What if the way you were squatting on a daily basis was contributing to nagging low back, hip or even knee pain? Most patients enter our office with the goal of getting out of pain. But when there is no clear mechanism of injury to cause their symptoms, we have to start looking at the way they move to perform everyday tasks. This is why an exam that includes assessing functional movement is so important. If we can identify limitations that are contributing to altered movement patterns, we can then design a program to enhance the way someone moves thus reducing pain.

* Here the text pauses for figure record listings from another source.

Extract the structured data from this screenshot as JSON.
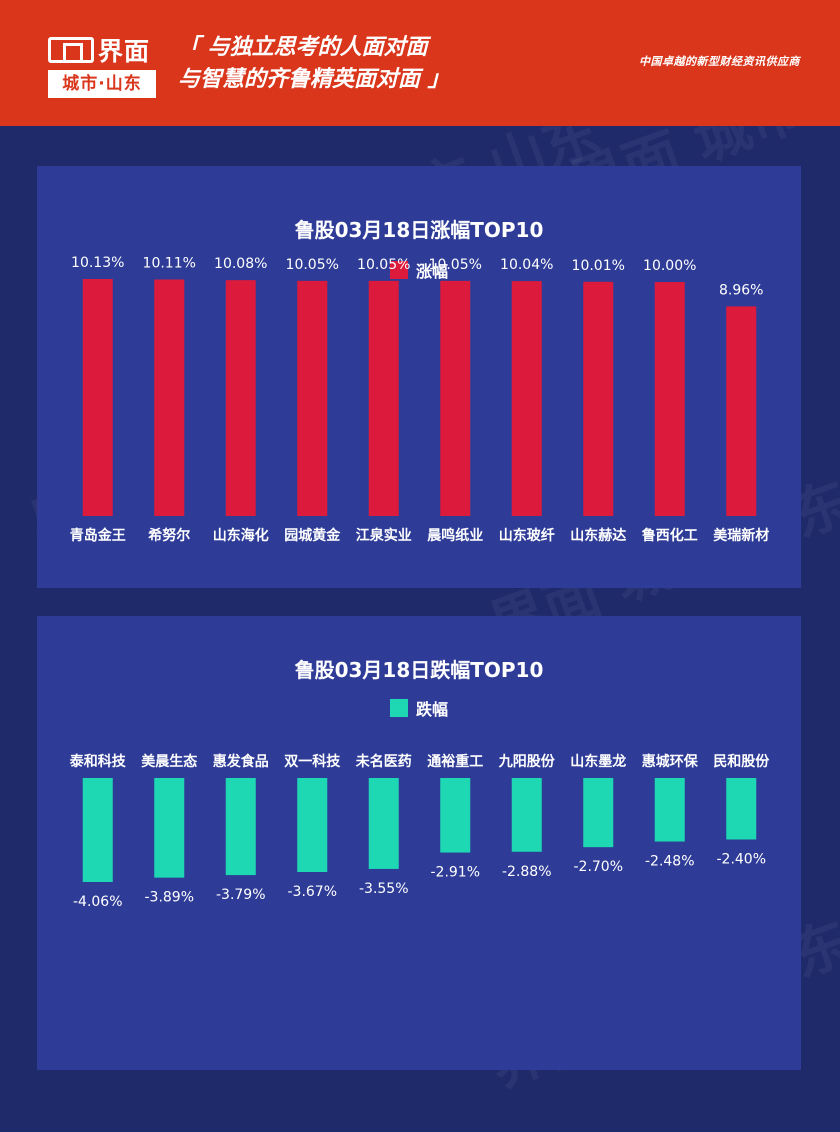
{
  "header": {
    "logo_name": "界面",
    "logo_sub": "城市·山东",
    "slogan_line1": "「 与独立思考的人面对面",
    "slogan_line2": "与智慧的齐鲁精英面对面 」",
    "tagline": "中国卓越的新型财经资讯供应商"
  },
  "colors": {
    "header_bg": "#d9361c",
    "page_bg": "#1f2a6b",
    "panel_bg": "#2e3c97",
    "rise_bar": "#dc1a3c",
    "fall_bar": "#1ed8b4"
  },
  "chart_data": [
    {
      "type": "bar",
      "title": "鲁股03月18日涨幅TOP10",
      "legend": "涨幅",
      "categories": [
        "青岛金王",
        "希努尔",
        "山东海化",
        "园城黄金",
        "江泉实业",
        "晨鸣纸业",
        "山东玻纤",
        "山东赫达",
        "鲁西化工",
        "美瑞新材"
      ],
      "values": [
        10.13,
        10.11,
        10.08,
        10.05,
        10.05,
        10.05,
        10.04,
        10.01,
        10.0,
        8.96
      ],
      "labels": [
        "10.13%",
        "10.11%",
        "10.08%",
        "10.05%",
        "10.05%",
        "10.05%",
        "10.04%",
        "10.01%",
        "10.00%",
        "8.96%"
      ],
      "color": "#dc1a3c"
    },
    {
      "type": "bar",
      "title": "鲁股03月18日跌幅TOP10",
      "legend": "跌幅",
      "categories": [
        "泰和科技",
        "美晨生态",
        "惠发食品",
        "双一科技",
        "未名医药",
        "通裕重工",
        "九阳股份",
        "山东墨龙",
        "惠城环保",
        "民和股份"
      ],
      "values": [
        -4.06,
        -3.89,
        -3.79,
        -3.67,
        -3.55,
        -2.91,
        -2.88,
        -2.7,
        -2.48,
        -2.4
      ],
      "labels": [
        "-4.06%",
        "-3.89%",
        "-3.79%",
        "-3.67%",
        "-3.55%",
        "-2.91%",
        "-2.88%",
        "-2.70%",
        "-2.48%",
        "-2.40%"
      ],
      "color": "#1ed8b4"
    }
  ]
}
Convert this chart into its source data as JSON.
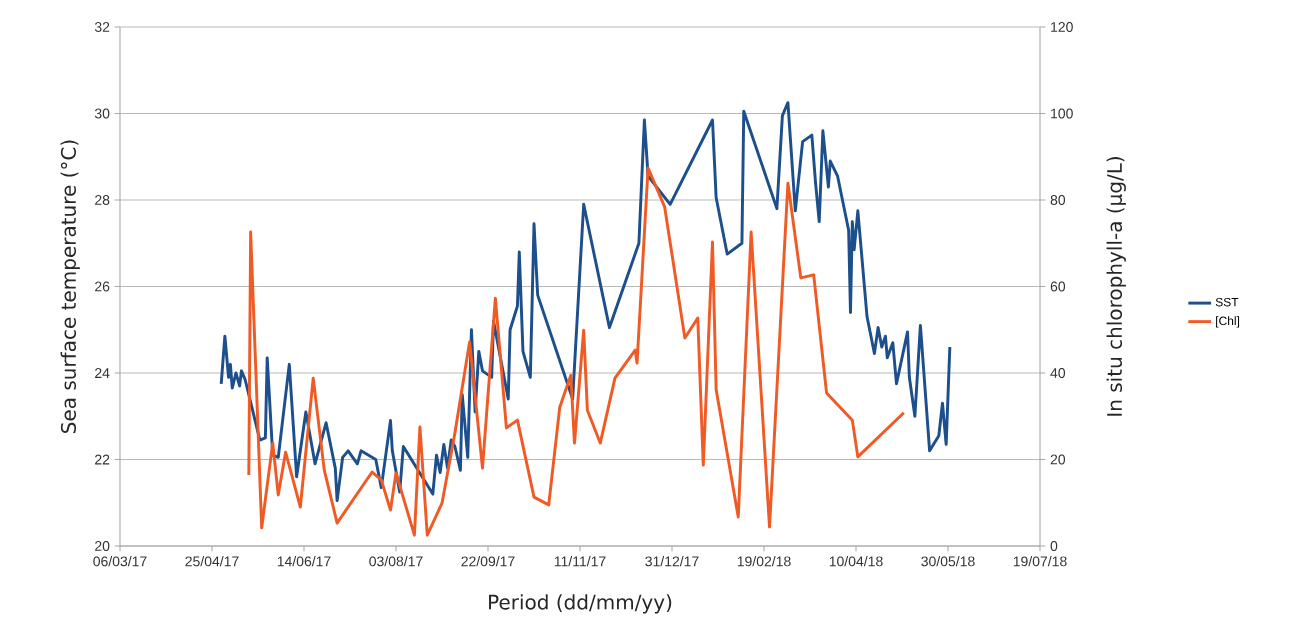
{
  "chart_data": {
    "type": "line",
    "xlabel": "Period (dd/mm/yy)",
    "ylabel": "Sea surface temperature (°C)",
    "y2label": "In situ chlorophyll-a (µg/L)",
    "xlim": [
      "2017-03-06",
      "2018-07-19"
    ],
    "xticks": [
      {
        "value": "2017-03-06",
        "label": "06/03/17"
      },
      {
        "value": "2017-04-25",
        "label": "25/04/17"
      },
      {
        "value": "2017-06-14",
        "label": "14/06/17"
      },
      {
        "value": "2017-08-03",
        "label": "03/08/17"
      },
      {
        "value": "2017-09-22",
        "label": "22/09/17"
      },
      {
        "value": "2017-11-11",
        "label": "11/11/17"
      },
      {
        "value": "2017-12-31",
        "label": "31/12/17"
      },
      {
        "value": "2018-02-19",
        "label": "19/02/18"
      },
      {
        "value": "2018-04-10",
        "label": "10/04/18"
      },
      {
        "value": "2018-05-30",
        "label": "30/05/18"
      },
      {
        "value": "2018-07-19",
        "label": "19/07/18"
      }
    ],
    "ylim": [
      20,
      32
    ],
    "yticks": [
      20,
      22,
      24,
      26,
      28,
      30,
      32
    ],
    "y2lim": [
      0,
      120
    ],
    "y2ticks": [
      0,
      20,
      40,
      60,
      80,
      100,
      120
    ],
    "grid": "y",
    "legend": "right",
    "marker": "none",
    "line_style": "solid",
    "series": [
      {
        "name": "SST",
        "color": "#1c4f8c",
        "axis": "y",
        "x": [
          "2017-04-30",
          "2017-05-02",
          "2017-05-04",
          "2017-05-05",
          "2017-05-06",
          "2017-05-08",
          "2017-05-10",
          "2017-05-11",
          "2017-05-13",
          "2017-05-21",
          "2017-05-24",
          "2017-05-25",
          "2017-05-28",
          "2017-05-31",
          "2017-06-06",
          "2017-06-10",
          "2017-06-15",
          "2017-06-20",
          "2017-06-26",
          "2017-07-01",
          "2017-07-02",
          "2017-07-05",
          "2017-07-08",
          "2017-07-13",
          "2017-07-15",
          "2017-07-23",
          "2017-07-26",
          "2017-07-31",
          "2017-08-01",
          "2017-08-05",
          "2017-08-07",
          "2017-08-23",
          "2017-08-25",
          "2017-08-27",
          "2017-08-29",
          "2017-08-31",
          "2017-09-02",
          "2017-09-04",
          "2017-09-07",
          "2017-09-08",
          "2017-09-11",
          "2017-09-13",
          "2017-09-15",
          "2017-09-17",
          "2017-09-19",
          "2017-09-24",
          "2017-09-25",
          "2017-10-03",
          "2017-10-04",
          "2017-10-08",
          "2017-10-09",
          "2017-10-11",
          "2017-10-15",
          "2017-10-17",
          "2017-10-19",
          "2017-11-07",
          "2017-11-13",
          "2017-11-27",
          "2017-12-13",
          "2017-12-16",
          "2017-12-18",
          "2017-12-30",
          "2018-01-22",
          "2018-01-24",
          "2018-01-30",
          "2018-02-07",
          "2018-02-08",
          "2018-02-26",
          "2018-03-01",
          "2018-03-04",
          "2018-03-08",
          "2018-03-12",
          "2018-03-17",
          "2018-03-19",
          "2018-03-21",
          "2018-03-23",
          "2018-03-26",
          "2018-03-27",
          "2018-03-31",
          "2018-04-06",
          "2018-04-07",
          "2018-04-08",
          "2018-04-09",
          "2018-04-11",
          "2018-04-16",
          "2018-04-20",
          "2018-04-22",
          "2018-04-24",
          "2018-04-26",
          "2018-04-27",
          "2018-04-30",
          "2018-05-02",
          "2018-05-08",
          "2018-05-09",
          "2018-05-12",
          "2018-05-15",
          "2018-05-20",
          "2018-05-25",
          "2018-05-27",
          "2018-05-29",
          "2018-05-31"
        ],
        "values": [
          23.75,
          24.85,
          23.9,
          24.2,
          23.65,
          24.0,
          23.7,
          24.05,
          23.85,
          22.45,
          22.5,
          24.35,
          22.1,
          22.05,
          24.2,
          21.6,
          23.1,
          21.9,
          22.85,
          21.8,
          21.05,
          22.05,
          22.2,
          21.9,
          22.2,
          22.0,
          21.35,
          22.9,
          22.2,
          21.25,
          22.3,
          21.2,
          22.1,
          21.7,
          22.35,
          21.8,
          22.45,
          22.3,
          21.75,
          23.5,
          22.05,
          25.0,
          23.1,
          24.5,
          24.05,
          23.9,
          25.2,
          23.4,
          25.0,
          25.55,
          26.8,
          24.5,
          23.9,
          27.45,
          25.8,
          23.4,
          27.9,
          25.05,
          27.0,
          29.85,
          28.55,
          27.9,
          29.85,
          28.05,
          26.75,
          27.0,
          30.05,
          27.8,
          29.95,
          30.25,
          27.75,
          29.35,
          29.5,
          28.4,
          27.5,
          29.6,
          28.3,
          28.9,
          28.55,
          27.3,
          25.4,
          27.5,
          26.85,
          27.75,
          25.3,
          24.45,
          25.05,
          24.6,
          24.85,
          24.35,
          24.7,
          23.75,
          24.95,
          23.9,
          23.0,
          25.1,
          22.2,
          22.55,
          23.3,
          22.35,
          24.6
        ]
      },
      {
        "name": "[Chl]",
        "color": "#f05a24",
        "axis": "y2",
        "x": [
          "2017-05-15",
          "2017-05-16",
          "2017-05-22",
          "2017-05-28",
          "2017-05-31",
          "2017-06-04",
          "2017-06-12",
          "2017-06-19",
          "2017-06-25",
          "2017-07-02",
          "2017-07-21",
          "2017-07-26",
          "2017-07-31",
          "2017-08-03",
          "2017-08-13",
          "2017-08-16",
          "2017-08-20",
          "2017-08-28",
          "2017-09-04",
          "2017-09-12",
          "2017-09-19",
          "2017-09-26",
          "2017-10-02",
          "2017-10-08",
          "2017-10-17",
          "2017-10-25",
          "2017-10-31",
          "2017-11-06",
          "2017-11-08",
          "2017-11-13",
          "2017-11-15",
          "2017-11-22",
          "2017-11-30",
          "2017-12-11",
          "2017-12-12",
          "2017-12-18",
          "2017-12-27",
          "2018-01-07",
          "2018-01-14",
          "2018-01-17",
          "2018-01-22",
          "2018-01-24",
          "2018-02-05",
          "2018-02-12",
          "2018-02-22",
          "2018-03-04",
          "2018-03-11",
          "2018-03-18",
          "2018-03-25",
          "2018-04-08",
          "2018-04-11",
          "2018-05-06"
        ],
        "values": [
          16.4,
          72.6,
          4.2,
          23.8,
          11.8,
          21.7,
          9.0,
          38.8,
          17.6,
          5.3,
          17.1,
          15.3,
          8.3,
          16.9,
          2.5,
          27.5,
          2.5,
          9.9,
          26.1,
          47.2,
          18.0,
          57.3,
          27.3,
          29.1,
          11.3,
          9.5,
          32.1,
          39.5,
          23.8,
          49.9,
          31.4,
          23.8,
          38.8,
          45.3,
          42.3,
          87.4,
          78.4,
          48.1,
          52.7,
          18.7,
          70.3,
          36.1,
          6.7,
          72.6,
          4.4,
          83.9,
          62.0,
          62.7,
          35.4,
          29.1,
          20.6,
          30.8
        ]
      }
    ]
  }
}
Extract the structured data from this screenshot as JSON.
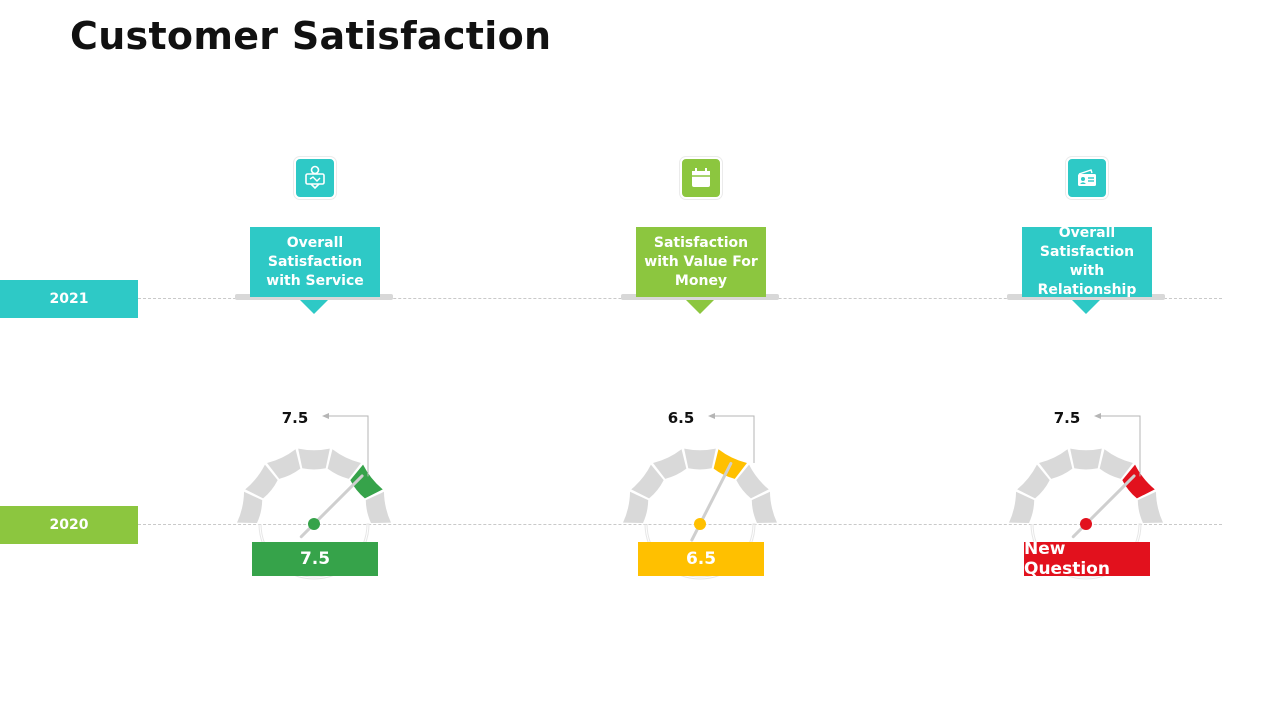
{
  "title": "Customer Satisfaction",
  "years": {
    "top": {
      "label": "2021",
      "color": "#2ec9c6"
    },
    "bottom": {
      "label": "2020",
      "color": "#8cc63f"
    }
  },
  "metrics": [
    {
      "label": "Overall Satisfaction with Service",
      "label_color": "#2ec9c6",
      "icon": "service-icon",
      "icon_color": "#2ec9c6",
      "annotation": "7.5",
      "score_text": "7.5",
      "accent": "#36a34a",
      "gauge_value": 7.5
    },
    {
      "label": "Satisfaction with Value For Money",
      "label_color": "#8cc63f",
      "icon": "calendar-icon",
      "icon_color": "#8cc63f",
      "annotation": "6.5",
      "score_text": "6.5",
      "accent": "#ffc000",
      "gauge_value": 6.5
    },
    {
      "label": "Overall Satisfaction with Relationship",
      "label_color": "#2ec9c6",
      "icon": "id-card-icon",
      "icon_color": "#2ec9c6",
      "annotation": "7.5",
      "score_text": "New Question",
      "accent": "#e2111d",
      "gauge_value": 7.5
    }
  ],
  "gauge": {
    "scale_min": 0,
    "scale_max": 10,
    "segments": 7
  }
}
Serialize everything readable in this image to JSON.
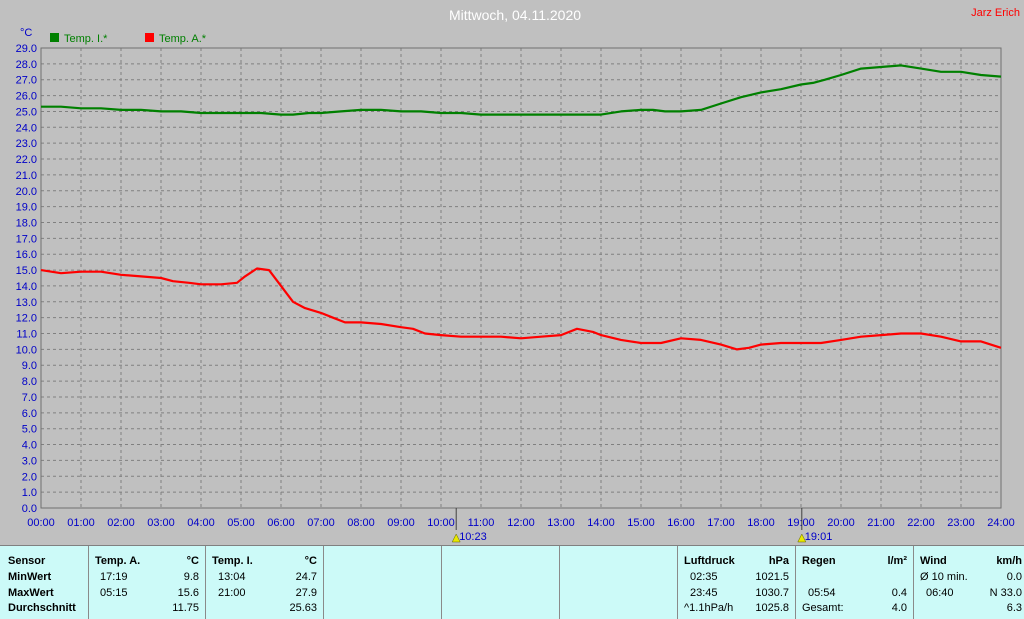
{
  "chart_data": {
    "type": "line",
    "title": "Mittwoch, 04.11.2020",
    "author": "Jarz Erich",
    "ylabel": "°C",
    "ylim": [
      0,
      29
    ],
    "y_ticks": [
      "0.0",
      "1.0",
      "2.0",
      "3.0",
      "4.0",
      "5.0",
      "6.0",
      "7.0",
      "8.0",
      "9.0",
      "10.0",
      "11.0",
      "12.0",
      "13.0",
      "14.0",
      "15.0",
      "16.0",
      "17.0",
      "18.0",
      "19.0",
      "20.0",
      "21.0",
      "22.0",
      "23.0",
      "24.0",
      "25.0",
      "26.0",
      "27.0",
      "28.0",
      "29.0"
    ],
    "xlim": [
      0,
      24
    ],
    "x_ticks": [
      "00:00",
      "01:00",
      "02:00",
      "03:00",
      "04:00",
      "05:00",
      "06:00",
      "07:00",
      "08:00",
      "09:00",
      "10:00",
      "11:00",
      "12:00",
      "13:00",
      "14:00",
      "15:00",
      "16:00",
      "17:00",
      "18:00",
      "19:00",
      "20:00",
      "21:00",
      "22:00",
      "23:00",
      "24:00"
    ],
    "grid": true,
    "legend_position": "top-left",
    "sun_markers": [
      {
        "label": "10:23",
        "x": 10.38
      },
      {
        "label": "19:01",
        "x": 19.02
      }
    ],
    "series": [
      {
        "name": "Temp. I.*",
        "color": "#008000",
        "points": [
          [
            0,
            25.3
          ],
          [
            0.5,
            25.3
          ],
          [
            1,
            25.2
          ],
          [
            1.5,
            25.2
          ],
          [
            2,
            25.1
          ],
          [
            2.5,
            25.1
          ],
          [
            3,
            25.0
          ],
          [
            3.5,
            25.0
          ],
          [
            4,
            24.9
          ],
          [
            4.5,
            24.9
          ],
          [
            5,
            24.9
          ],
          [
            5.5,
            24.9
          ],
          [
            6,
            24.8
          ],
          [
            6.3,
            24.8
          ],
          [
            6.7,
            24.9
          ],
          [
            7,
            24.9
          ],
          [
            7.5,
            25.0
          ],
          [
            8,
            25.1
          ],
          [
            8.5,
            25.1
          ],
          [
            9,
            25.0
          ],
          [
            9.5,
            25.0
          ],
          [
            10,
            24.9
          ],
          [
            10.5,
            24.9
          ],
          [
            11,
            24.8
          ],
          [
            11.5,
            24.8
          ],
          [
            12,
            24.8
          ],
          [
            12.5,
            24.8
          ],
          [
            13,
            24.8
          ],
          [
            13.5,
            24.8
          ],
          [
            14,
            24.8
          ],
          [
            14.5,
            25.0
          ],
          [
            15,
            25.1
          ],
          [
            15.3,
            25.1
          ],
          [
            15.6,
            25.0
          ],
          [
            16,
            25.0
          ],
          [
            16.5,
            25.1
          ],
          [
            17,
            25.5
          ],
          [
            17.5,
            25.9
          ],
          [
            18,
            26.2
          ],
          [
            18.5,
            26.4
          ],
          [
            19,
            26.7
          ],
          [
            19.3,
            26.8
          ],
          [
            19.6,
            27.0
          ],
          [
            20,
            27.3
          ],
          [
            20.5,
            27.7
          ],
          [
            21,
            27.8
          ],
          [
            21.5,
            27.9
          ],
          [
            22,
            27.7
          ],
          [
            22.5,
            27.5
          ],
          [
            23,
            27.5
          ],
          [
            23.5,
            27.3
          ],
          [
            24,
            27.2
          ]
        ]
      },
      {
        "name": "Temp. A.*",
        "color": "#ff0000",
        "points": [
          [
            0,
            15.0
          ],
          [
            0.5,
            14.8
          ],
          [
            1,
            14.9
          ],
          [
            1.5,
            14.9
          ],
          [
            2,
            14.7
          ],
          [
            2.5,
            14.6
          ],
          [
            3,
            14.5
          ],
          [
            3.3,
            14.3
          ],
          [
            3.7,
            14.2
          ],
          [
            4,
            14.1
          ],
          [
            4.5,
            14.1
          ],
          [
            4.9,
            14.2
          ],
          [
            5.1,
            14.6
          ],
          [
            5.4,
            15.1
          ],
          [
            5.7,
            15.0
          ],
          [
            6,
            14.0
          ],
          [
            6.3,
            13.0
          ],
          [
            6.6,
            12.6
          ],
          [
            7,
            12.3
          ],
          [
            7.3,
            12.0
          ],
          [
            7.6,
            11.7
          ],
          [
            8,
            11.7
          ],
          [
            8.5,
            11.6
          ],
          [
            9,
            11.4
          ],
          [
            9.3,
            11.3
          ],
          [
            9.6,
            11.0
          ],
          [
            10,
            10.9
          ],
          [
            10.5,
            10.8
          ],
          [
            11,
            10.8
          ],
          [
            11.5,
            10.8
          ],
          [
            12,
            10.7
          ],
          [
            12.5,
            10.8
          ],
          [
            13,
            10.9
          ],
          [
            13.4,
            11.3
          ],
          [
            13.8,
            11.1
          ],
          [
            14,
            10.9
          ],
          [
            14.5,
            10.6
          ],
          [
            15,
            10.4
          ],
          [
            15.5,
            10.4
          ],
          [
            16,
            10.7
          ],
          [
            16.5,
            10.6
          ],
          [
            17,
            10.3
          ],
          [
            17.4,
            10.0
          ],
          [
            17.7,
            10.1
          ],
          [
            18,
            10.3
          ],
          [
            18.5,
            10.4
          ],
          [
            19,
            10.4
          ],
          [
            19.5,
            10.4
          ],
          [
            20,
            10.6
          ],
          [
            20.5,
            10.8
          ],
          [
            21,
            10.9
          ],
          [
            21.5,
            11.0
          ],
          [
            22,
            11.0
          ],
          [
            22.5,
            10.8
          ],
          [
            23,
            10.5
          ],
          [
            23.5,
            10.5
          ],
          [
            24,
            10.1
          ]
        ]
      }
    ]
  },
  "summary": {
    "sensor": {
      "header": "Sensor",
      "rows": [
        "MinWert",
        "MaxWert",
        "Durchschnitt"
      ]
    },
    "temp_a": {
      "header": "Temp. A.",
      "unit": "°C",
      "min_time": "17:19",
      "min": "9.8",
      "max_time": "05:15",
      "max": "15.6",
      "avg": "11.75"
    },
    "temp_i": {
      "header": "Temp. I.",
      "unit": "°C",
      "min_time": "13:04",
      "min": "24.7",
      "max_time": "21:00",
      "max": "27.9",
      "avg": "25.63"
    },
    "luftdruck": {
      "header": "Luftdruck",
      "unit": "hPa",
      "min_time": "02:35",
      "min": "1021.5",
      "max_time": "23:45",
      "max": "1030.7",
      "trend_label": "^1.1hPa/h",
      "current": "1025.8"
    },
    "regen": {
      "header": "Regen",
      "unit": "l/m²",
      "max_time": "05:54",
      "max": "0.4",
      "total_label": "Gesamt:",
      "total": "4.0"
    },
    "wind": {
      "header": "Wind",
      "unit": "km/h",
      "avg_label": "Ø 10 min.",
      "avg": "0.0",
      "max_time": "06:40",
      "max": "N 33.0",
      "current": "6.3"
    }
  }
}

When you perform movement evaluations as often as our doctors do you start to notice common patterns. Based on the most common faults or limitations we see with the squat pattern we wanted to share our top 3 exercises to help our readers feel better and move better!
Ankle Mobility
Our first exercise is to improve the range of motion at the ankle, specifically dorsiflexion. This exercise is great because all you really need is a wall. Place the foot about 4-5 inches away from the wall, keep the foot flat and try and bring the knee toward the wall. You shouldn’t experience any pain in the front part of the ankle. Hold for 1-2 seconds and perform 10 repetitions.
2. Hip Control
Our second exercise is to improve the ability of our hips to control our pelvis. A common fault in the squat is when the knees start to cave in. This can be problematic because it can not only irritate the hips and knees but it can also be a predictor of knee injuries in the future. To perform, grab a band and wrap it around the legs as shown below. Once the band is situated step side to side with the toes forward. Make sure you control the band. Try 2 sets of 10 in each direction.
3. Leg Torque
Our third exercise is all about creating tension at our feet and hips to allow our joints line up appropriately. Imagine digging your feet into the sand without actually rotating the feet out. Creating this torque, you should feel the arch at the bottom of the foot start to engage, the knees rotate out and the muscles in the hip working. Try and hold for 2-5 seconds and repeat 10 times.